Wednesday, March 14, 2012

"Ocean of Earth"

With my online exhibition now in its third week (see it here), the crush of completing the work and photographing it, getting the word out, is largely behind me; most of the responses I can expect have come and gone, as life returns to its quotidian ripples. I've thought of all my other artist friends who work toward shows, mount exhibitions, put out the press, and then take it all down and start again. Our productive lives are necessary to us and so unnecessary in the grand scheme; or that is how it seems. I am reminded of the admonishment by Lao Tzu in the Tao te ching: To live long, be of no use.

Today I recieved a response to the work from a special friend who has also been a model and a mentor to me over the years, Judith Serin. Judith is a poet, fiction writer, and consulting editor.
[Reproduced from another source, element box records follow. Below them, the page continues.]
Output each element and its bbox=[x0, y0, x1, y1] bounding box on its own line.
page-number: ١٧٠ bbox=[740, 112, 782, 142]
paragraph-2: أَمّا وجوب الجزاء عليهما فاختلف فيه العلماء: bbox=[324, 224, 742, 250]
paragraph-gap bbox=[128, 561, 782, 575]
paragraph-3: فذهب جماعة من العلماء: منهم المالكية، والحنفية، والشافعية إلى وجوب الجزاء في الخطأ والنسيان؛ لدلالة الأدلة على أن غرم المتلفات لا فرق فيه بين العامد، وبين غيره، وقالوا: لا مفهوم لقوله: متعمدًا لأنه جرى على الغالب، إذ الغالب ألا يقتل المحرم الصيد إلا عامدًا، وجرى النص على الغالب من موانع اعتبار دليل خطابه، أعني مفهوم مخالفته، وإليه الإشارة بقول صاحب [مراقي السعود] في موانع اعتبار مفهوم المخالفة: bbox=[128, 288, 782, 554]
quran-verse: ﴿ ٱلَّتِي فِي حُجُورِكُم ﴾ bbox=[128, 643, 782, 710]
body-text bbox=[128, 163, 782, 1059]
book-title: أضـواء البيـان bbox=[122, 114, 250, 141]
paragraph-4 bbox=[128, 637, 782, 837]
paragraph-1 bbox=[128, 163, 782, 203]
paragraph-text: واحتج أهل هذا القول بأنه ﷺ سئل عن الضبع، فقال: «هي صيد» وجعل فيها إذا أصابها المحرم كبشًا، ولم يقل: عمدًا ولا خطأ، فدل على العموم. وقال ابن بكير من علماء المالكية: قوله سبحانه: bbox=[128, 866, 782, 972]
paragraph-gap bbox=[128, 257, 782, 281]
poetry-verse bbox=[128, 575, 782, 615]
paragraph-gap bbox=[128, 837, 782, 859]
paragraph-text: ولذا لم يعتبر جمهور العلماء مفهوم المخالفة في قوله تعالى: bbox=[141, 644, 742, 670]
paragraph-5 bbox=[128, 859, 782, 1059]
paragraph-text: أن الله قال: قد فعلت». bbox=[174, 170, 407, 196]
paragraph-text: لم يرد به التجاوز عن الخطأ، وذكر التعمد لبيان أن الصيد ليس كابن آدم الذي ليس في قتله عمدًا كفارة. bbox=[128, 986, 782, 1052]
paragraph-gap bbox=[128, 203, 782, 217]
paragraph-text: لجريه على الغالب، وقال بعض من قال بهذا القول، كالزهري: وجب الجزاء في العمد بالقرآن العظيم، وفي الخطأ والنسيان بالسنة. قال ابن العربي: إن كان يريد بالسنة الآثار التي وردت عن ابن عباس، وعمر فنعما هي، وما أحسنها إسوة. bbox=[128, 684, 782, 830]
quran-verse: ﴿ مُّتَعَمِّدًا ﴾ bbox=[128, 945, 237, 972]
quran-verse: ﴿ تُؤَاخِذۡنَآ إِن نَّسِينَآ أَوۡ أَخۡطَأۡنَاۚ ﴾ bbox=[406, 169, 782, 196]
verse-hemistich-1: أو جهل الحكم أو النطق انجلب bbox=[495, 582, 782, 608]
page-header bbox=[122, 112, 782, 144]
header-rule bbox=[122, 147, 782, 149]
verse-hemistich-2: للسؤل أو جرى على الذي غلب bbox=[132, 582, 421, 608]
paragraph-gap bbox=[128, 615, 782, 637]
Her latest collection of poems is Hiding in the World (Eidolon) (click here for a link to see or purchase the book). Judith has also published an artist's book and a chapbook, both with Deconstructed Artichoke Press. Judith is a professor of literature and writing at California College of Arts in Oakland, CA.
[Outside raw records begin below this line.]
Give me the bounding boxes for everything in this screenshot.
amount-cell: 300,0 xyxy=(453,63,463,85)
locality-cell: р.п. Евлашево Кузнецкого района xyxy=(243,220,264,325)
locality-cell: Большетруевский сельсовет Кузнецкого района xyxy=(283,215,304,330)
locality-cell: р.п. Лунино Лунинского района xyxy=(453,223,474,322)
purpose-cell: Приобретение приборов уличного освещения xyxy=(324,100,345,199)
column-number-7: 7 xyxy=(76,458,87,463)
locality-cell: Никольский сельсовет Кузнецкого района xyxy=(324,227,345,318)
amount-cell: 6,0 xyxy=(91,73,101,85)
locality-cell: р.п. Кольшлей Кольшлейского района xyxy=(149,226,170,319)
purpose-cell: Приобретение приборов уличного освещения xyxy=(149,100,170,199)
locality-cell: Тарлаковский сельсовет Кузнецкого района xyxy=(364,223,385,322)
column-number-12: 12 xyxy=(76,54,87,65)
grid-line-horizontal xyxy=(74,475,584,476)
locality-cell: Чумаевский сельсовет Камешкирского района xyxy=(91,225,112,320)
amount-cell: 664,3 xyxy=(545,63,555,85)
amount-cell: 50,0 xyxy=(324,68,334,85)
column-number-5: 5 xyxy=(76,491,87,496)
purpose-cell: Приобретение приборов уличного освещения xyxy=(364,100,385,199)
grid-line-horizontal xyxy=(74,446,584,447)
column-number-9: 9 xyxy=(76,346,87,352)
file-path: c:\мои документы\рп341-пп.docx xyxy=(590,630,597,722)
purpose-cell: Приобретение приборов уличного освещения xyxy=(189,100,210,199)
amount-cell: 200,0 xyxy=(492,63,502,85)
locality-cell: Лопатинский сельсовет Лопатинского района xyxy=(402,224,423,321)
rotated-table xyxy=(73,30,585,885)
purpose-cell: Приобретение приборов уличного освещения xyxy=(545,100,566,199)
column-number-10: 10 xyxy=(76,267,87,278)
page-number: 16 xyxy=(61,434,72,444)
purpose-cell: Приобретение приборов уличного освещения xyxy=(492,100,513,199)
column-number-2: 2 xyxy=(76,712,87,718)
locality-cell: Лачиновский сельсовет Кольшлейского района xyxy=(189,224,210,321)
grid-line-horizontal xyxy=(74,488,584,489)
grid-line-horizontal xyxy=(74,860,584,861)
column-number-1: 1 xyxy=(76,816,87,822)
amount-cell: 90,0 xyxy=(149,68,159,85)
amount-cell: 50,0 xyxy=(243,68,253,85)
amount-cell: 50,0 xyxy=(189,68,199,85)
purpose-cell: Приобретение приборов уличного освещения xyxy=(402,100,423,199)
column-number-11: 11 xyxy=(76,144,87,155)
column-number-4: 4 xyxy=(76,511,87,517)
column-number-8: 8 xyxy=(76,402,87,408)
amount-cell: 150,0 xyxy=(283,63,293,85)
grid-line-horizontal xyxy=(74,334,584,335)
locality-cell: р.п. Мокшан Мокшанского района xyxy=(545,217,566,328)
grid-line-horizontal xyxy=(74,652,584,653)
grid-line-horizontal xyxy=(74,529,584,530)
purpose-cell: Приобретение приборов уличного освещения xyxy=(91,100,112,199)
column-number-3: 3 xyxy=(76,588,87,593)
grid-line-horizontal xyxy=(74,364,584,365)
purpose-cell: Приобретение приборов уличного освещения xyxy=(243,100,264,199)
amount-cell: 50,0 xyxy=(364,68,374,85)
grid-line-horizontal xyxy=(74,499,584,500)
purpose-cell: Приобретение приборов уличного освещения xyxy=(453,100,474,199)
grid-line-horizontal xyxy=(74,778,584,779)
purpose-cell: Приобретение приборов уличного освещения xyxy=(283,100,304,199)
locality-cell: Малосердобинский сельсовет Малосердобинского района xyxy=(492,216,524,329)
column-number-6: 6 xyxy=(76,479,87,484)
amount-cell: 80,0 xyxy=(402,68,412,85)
Judith has known my work for decades now and is a close reader. She asked me in particular about the piece below, asking if I'd read "Ocean of Earth" by Guillame Apollinaire, which I had not; I have added the text of this poem below the photo, and I won't attempt to comment upon it, except to say how remarkable it is: a wave carries along with it something that has been to sea, almost to shore, and back again, the way our ideas cycle through us and each other, across time and space - the marvel of eternal return. 

Ravenna Taylor, "Instrumental Dwellings 2," 2012, collage, 13.5 x 14 inches

"Ocean of Earth," Guillame Apollinaire

to G. de Chirico

I built a house in the middle of the ocean
Its windows are rivers which flow out of my eyes
Octopus stir all around its walls
Listen to the triple beat of their hearts and their beaks which
  tap on the window panes
                      Humid house
                      Burning house
                      Rapid season
                      Season which sings
         Airplanes drop eggs
         Watch out for the anchor
Watch out for the ink which they squirt
It's a good thing you came from the sky
The honeysuckle of the sky climbs up
The earthly octopus throb
And then we are closer and closer to being our own gravediggers
Pale octopus of chalky waves O Octopus with pale beaks
Around the house there is this ocean which you know
And which is never still

Translated from the French by Roger Shattuck
This translation was found online via Birds, Beasts, and Seas: Nature Poems from New Directions, by Jeffrey Yang.


  1. Reading this poem, it seems as though your piece was made in response to it. Each enhances the other. It's a beautiful partnership.

    1. It really is as if one had been made upon seeing the other, and the "influence" might be read from either direction. I'm amazed and slightly awed by the sense of comraderie with a poet of the 19th C., whose work I haven't read. I write poetry, and read poetry; but I haven't studied poetry and am not well cultivated in its movements and history. But I feel about this poem a little as I feel when standing in front of a painting by Cezanne, looking at the little marks from his brushes and imagining his arm as he made them, knowing what that feels like.